Biodiversidade. “Temos de proteger pelo menos 30% da terra e do mar”, diz ministro do Ambiente

A 15ª Conferência das Partes da Convenção sobre a Diversidade é a mais importante conferência sobre biodiversidade no âmbito das Nações Unidas e começou esta semana, na China.

Rumo à COP26, está já a ter lugar a Conferência das Nações Unidas sobre a Biodiversidade, entre 11 e 24 de outubro, em Kunming, na China. Reunidas no país estão entidades e os observadores da Convenção da ONU sobre Diversidade Biológica para discutir as ações necessárias para reverter a perda de biodiversidade e seu impacto nos ecossistemas, espécies e pessoas.

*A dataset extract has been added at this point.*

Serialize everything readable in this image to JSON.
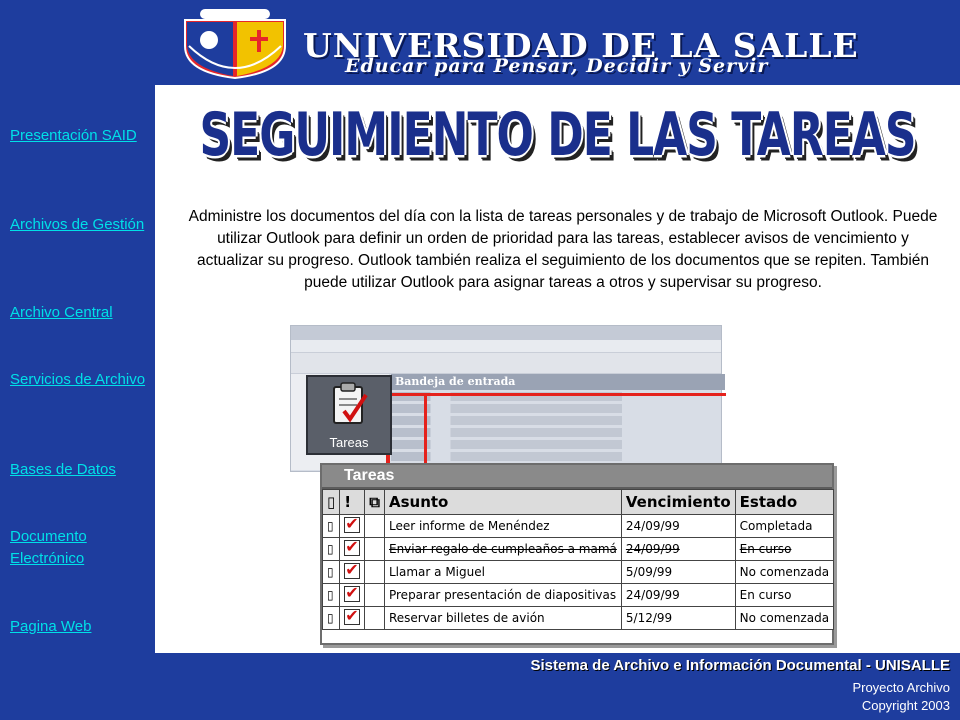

Em representação de Portugal, o ministro do Ambiente e da Ação Climática, João Pedro Matos Fernandes, interveio na 15ª Conferência das Partes da Convenção sobre a Diversidade Biológica (CDB COP15), no painel “Colocar a biodiversidade no caminho da recuperação”.

O ministro comprometeu-se com o objetivo de “proteger pelo menos 30% da terra e do mar até 2030, através de Áreas Protegidas ou de outras medidas eficazes de conservação de base e gestão territorial”.

A 15ª Conferência das Partes da Convenção sobre a Diversidade é a mais importante conferência sobre biodiversidade no âmbito das Nações Unidas e começou esta semana, na China.

A nova Estratégia Global para Biodiversidade Pós-2020 deve ser aprovada durante esta conferência, estabelecendo um novo quadro estratégico e um roteiro global para a conservação, proteção, restauro e gestão sustentável da biodiversidade e dos ecossistemas.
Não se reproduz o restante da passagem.